The quality of the work of ambulance services are hard to track, it’s why the main gauge of ‘efficiency’ is ‘how fast did they get there’ – so I wonder how well the private services are being monitored.

My guess would be ‘not very well’.

My Nemesis In My New Job

I have been in this new job for about six weeks now and I have already come across the thing that gives me the biggest headache.

It’s faff.

For those who are unaware, ‘faff’ is the accretion of stuff that protrudes into our dimension after being summoned by excessive paperwork, awkward workflows and all those little things that go wrong and ruin your day.

Let me explain further – let’s say that I have to see a patient in order to dress a leg wound. Now, because of the rules every patient must have a prescription for the thing that I’m going to wrap around their leg, be that a clever hi-tech dressing impregnated with nano-particles, or a simple bandage. This is fine if the patient has a nice big box of the dressings in their front room.

Often they don’t.

So, for one pharmacy I can phone them up and they can order more, for the other two that we use I have to go back to base and order more using the victorian technology of a fax machine. Of course the nurse before me should have noticed that supplies were running low and would have done this previously.

This does not always happen.

It should also be obvious which pharmacy ‘owns’ the patient, but again, if a patient moves then the pharmacy that would logically be theirs, isn’t.

What this means is that I spend two hours running around (some would say ‘faffing around’) in order to scare up some dressings to use. And this is a simple example.

What it means is that a nice easy day turns into a nightmare as I faff about phoning referrals, chasing ambulances, robbing Peter to pay Paul and doing all those other things that are required in order to make sure that the patient gets the right care.

It’s not always incompetence which leads to the gathering of faff – sometimes it’s the pathways which we use. For the example above, why aren’t dressings automatically ordered? Surely we have the technology?

I think some of my workmates have seen that I’m starting to stomp around a bit grinding my teeth and muttering (who am I kidding, moaning) ‘why can’t things be better?’

My plan is to start trying to change things. Let’s see how it goes.
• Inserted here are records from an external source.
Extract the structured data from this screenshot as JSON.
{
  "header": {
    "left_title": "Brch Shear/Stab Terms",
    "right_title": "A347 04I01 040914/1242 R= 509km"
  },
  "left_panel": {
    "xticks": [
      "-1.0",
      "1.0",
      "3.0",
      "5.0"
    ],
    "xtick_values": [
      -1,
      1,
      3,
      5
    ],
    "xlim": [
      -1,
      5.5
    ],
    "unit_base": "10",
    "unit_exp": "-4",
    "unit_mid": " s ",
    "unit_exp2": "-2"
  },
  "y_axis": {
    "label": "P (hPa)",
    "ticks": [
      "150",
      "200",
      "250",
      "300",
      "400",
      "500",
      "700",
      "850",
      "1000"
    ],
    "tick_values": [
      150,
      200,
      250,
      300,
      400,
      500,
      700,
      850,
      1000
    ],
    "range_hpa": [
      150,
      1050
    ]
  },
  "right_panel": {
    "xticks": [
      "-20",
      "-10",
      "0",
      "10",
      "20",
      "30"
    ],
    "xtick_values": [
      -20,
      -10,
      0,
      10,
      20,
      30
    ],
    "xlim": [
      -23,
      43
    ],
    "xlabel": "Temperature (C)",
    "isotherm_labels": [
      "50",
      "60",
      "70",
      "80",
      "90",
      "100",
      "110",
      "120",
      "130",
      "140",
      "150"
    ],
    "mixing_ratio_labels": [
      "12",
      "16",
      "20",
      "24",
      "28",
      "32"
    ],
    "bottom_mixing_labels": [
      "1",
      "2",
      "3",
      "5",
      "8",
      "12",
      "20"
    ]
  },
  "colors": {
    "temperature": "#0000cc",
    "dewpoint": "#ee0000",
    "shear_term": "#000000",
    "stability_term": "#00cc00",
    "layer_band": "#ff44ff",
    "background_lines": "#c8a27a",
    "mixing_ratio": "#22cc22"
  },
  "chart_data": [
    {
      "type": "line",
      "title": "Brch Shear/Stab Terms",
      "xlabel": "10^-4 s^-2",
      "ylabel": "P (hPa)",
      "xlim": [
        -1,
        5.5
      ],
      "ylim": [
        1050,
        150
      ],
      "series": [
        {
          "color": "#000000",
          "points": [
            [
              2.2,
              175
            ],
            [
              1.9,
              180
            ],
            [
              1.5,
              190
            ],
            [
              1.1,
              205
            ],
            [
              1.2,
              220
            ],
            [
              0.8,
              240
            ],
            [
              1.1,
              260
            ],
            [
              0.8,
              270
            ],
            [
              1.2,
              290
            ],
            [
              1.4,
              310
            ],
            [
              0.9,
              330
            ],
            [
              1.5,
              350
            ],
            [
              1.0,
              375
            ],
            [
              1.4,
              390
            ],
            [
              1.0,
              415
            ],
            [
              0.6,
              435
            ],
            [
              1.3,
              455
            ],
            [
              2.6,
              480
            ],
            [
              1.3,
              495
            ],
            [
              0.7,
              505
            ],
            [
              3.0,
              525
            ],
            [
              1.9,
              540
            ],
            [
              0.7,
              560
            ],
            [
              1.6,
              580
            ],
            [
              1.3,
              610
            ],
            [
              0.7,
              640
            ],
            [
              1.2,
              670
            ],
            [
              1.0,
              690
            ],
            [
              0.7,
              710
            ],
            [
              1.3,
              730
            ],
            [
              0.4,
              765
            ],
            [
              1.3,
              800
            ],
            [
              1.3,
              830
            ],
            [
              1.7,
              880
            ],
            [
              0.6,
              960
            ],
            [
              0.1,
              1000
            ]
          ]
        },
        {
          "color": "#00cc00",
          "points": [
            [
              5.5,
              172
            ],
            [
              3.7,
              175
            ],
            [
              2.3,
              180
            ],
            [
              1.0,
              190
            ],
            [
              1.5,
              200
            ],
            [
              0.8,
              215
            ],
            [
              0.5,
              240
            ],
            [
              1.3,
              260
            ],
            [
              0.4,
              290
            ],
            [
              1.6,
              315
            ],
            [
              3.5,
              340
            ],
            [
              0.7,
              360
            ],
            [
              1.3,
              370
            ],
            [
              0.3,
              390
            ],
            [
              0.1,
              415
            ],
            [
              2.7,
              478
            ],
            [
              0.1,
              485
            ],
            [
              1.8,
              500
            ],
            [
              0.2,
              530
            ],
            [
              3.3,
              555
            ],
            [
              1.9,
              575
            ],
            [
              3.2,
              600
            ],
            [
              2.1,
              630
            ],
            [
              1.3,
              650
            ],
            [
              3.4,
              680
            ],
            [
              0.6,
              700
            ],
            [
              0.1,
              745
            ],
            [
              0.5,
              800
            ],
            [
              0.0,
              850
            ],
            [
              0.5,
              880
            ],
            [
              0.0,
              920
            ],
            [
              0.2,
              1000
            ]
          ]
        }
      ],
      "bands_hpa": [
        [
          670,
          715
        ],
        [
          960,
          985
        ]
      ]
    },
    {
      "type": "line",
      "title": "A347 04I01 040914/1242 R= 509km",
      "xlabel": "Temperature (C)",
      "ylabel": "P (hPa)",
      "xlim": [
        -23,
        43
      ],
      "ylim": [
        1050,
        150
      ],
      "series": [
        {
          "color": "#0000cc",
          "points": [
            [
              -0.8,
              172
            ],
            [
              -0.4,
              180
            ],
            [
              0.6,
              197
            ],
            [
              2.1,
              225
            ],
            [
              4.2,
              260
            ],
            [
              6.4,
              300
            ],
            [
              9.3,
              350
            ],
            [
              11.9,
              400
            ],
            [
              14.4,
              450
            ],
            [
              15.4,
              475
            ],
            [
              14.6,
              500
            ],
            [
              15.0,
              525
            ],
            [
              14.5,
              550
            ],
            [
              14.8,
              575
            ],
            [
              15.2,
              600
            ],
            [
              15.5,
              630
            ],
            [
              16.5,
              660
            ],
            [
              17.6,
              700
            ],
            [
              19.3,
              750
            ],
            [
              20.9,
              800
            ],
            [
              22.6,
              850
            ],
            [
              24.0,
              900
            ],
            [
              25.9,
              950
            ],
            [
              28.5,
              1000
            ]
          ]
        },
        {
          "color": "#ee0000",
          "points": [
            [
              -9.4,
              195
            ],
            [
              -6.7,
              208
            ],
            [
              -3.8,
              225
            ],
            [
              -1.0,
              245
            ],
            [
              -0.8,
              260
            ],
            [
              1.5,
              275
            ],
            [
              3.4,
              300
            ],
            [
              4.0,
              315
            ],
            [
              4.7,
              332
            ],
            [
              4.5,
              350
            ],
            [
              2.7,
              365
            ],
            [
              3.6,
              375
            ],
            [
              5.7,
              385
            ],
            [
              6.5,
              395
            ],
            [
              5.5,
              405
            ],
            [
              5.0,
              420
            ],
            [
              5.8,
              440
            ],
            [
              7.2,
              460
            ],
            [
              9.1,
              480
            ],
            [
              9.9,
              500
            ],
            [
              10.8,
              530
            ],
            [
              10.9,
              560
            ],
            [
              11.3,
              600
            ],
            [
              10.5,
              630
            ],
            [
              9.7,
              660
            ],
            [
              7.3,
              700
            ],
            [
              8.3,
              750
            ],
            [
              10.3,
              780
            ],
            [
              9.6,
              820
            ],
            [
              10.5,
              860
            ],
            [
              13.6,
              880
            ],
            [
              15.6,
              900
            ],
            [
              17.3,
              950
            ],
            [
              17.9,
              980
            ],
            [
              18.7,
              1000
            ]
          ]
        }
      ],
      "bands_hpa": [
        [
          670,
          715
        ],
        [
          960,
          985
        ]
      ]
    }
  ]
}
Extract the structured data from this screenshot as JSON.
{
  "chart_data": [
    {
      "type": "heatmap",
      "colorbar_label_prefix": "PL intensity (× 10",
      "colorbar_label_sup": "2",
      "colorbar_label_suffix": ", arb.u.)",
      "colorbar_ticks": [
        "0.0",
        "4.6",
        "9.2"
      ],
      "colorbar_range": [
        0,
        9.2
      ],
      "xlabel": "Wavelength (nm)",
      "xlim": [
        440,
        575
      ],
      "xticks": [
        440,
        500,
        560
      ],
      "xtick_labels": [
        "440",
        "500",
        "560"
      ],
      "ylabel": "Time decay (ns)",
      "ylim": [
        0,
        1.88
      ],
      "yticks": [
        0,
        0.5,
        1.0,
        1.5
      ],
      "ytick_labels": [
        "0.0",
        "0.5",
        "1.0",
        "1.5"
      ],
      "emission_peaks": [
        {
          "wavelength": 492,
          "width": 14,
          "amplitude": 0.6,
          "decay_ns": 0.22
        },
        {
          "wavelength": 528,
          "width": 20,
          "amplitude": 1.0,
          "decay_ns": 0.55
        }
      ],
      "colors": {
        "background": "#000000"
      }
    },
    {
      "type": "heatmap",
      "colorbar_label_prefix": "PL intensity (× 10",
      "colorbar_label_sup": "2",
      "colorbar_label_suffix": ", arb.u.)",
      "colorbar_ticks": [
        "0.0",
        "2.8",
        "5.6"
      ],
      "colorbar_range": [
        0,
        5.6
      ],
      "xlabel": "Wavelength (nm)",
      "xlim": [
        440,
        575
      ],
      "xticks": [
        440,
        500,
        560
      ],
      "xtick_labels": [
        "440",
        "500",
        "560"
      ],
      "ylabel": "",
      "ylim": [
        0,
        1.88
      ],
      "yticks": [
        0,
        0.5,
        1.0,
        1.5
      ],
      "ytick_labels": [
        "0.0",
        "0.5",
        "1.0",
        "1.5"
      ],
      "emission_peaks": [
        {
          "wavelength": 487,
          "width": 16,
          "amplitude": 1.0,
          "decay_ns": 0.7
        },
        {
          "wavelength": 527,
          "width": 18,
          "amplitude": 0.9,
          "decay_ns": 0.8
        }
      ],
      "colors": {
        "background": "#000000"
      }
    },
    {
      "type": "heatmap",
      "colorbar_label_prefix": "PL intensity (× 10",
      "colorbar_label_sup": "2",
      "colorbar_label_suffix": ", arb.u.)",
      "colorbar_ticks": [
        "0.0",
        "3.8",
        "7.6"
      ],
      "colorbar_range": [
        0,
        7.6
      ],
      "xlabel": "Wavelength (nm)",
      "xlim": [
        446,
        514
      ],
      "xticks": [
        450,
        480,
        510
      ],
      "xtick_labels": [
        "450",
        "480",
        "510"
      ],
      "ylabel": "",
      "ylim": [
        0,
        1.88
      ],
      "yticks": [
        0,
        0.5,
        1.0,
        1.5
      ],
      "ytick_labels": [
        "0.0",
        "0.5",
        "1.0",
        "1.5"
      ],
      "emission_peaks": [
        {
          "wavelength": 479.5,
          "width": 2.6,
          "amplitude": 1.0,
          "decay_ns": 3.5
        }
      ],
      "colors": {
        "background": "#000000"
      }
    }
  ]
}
(Also – high degrees of faff from Squarespace v.6. I think I need to go back to v.5 which actually let me do things inside my blog posts)

TV On The Job

I was supposed to be writing more for this blog but a few things got in my way, mum going into and then coming out of hospital, new job, depression and being tired all the damn time. I’m going to try and make a bit more of an effort, not least because I’m supposed to be writing three things as well as this blog…


As I go from house to house visiting patients I catch a lot of snippets of TV. It is interesting to see what this tells me about my ‘client group’ (as is the correct term for patient now – it might be ‘stakeholder’ or some such, I’m afraid I lost track about three terminology changes ago).

The TV programmes that are being watched seem to fall into one of four things.

1) Jeremy Kyle.

2) Repeats of Catchphrase

3) A Bollywood/Asian soap channel

4) A Imaan preaching intercut with Asian political news.

I honestly do my best to not listen to Jeremy Kyle – I think about his show in the same way I would think about bear baiting if I lived in medieval times, its just an evil show. Catchphrase is pretty easy to ignore as he always seems to be talking to the contestants rather than getting on with playing the game. My favourite is the Bollywood/ Asian soap – it’s normally utterly insane. The other day I think someone had been bitten by a snake which had made them revert to childhood – at least that’s what it looked like to me, I’ve not much clue about what they are saying. Finally the Iman preaching is a pretty relaxing background noise unless you get one who likes shouting at the camera. The bonus of this channel is that I can now tell you what each Pakistani political party is now polling at.

Some patients will turn the TV off, others will keep it on and to be honest as long as I can hear what the patient client is saying, then I’m not much fussed.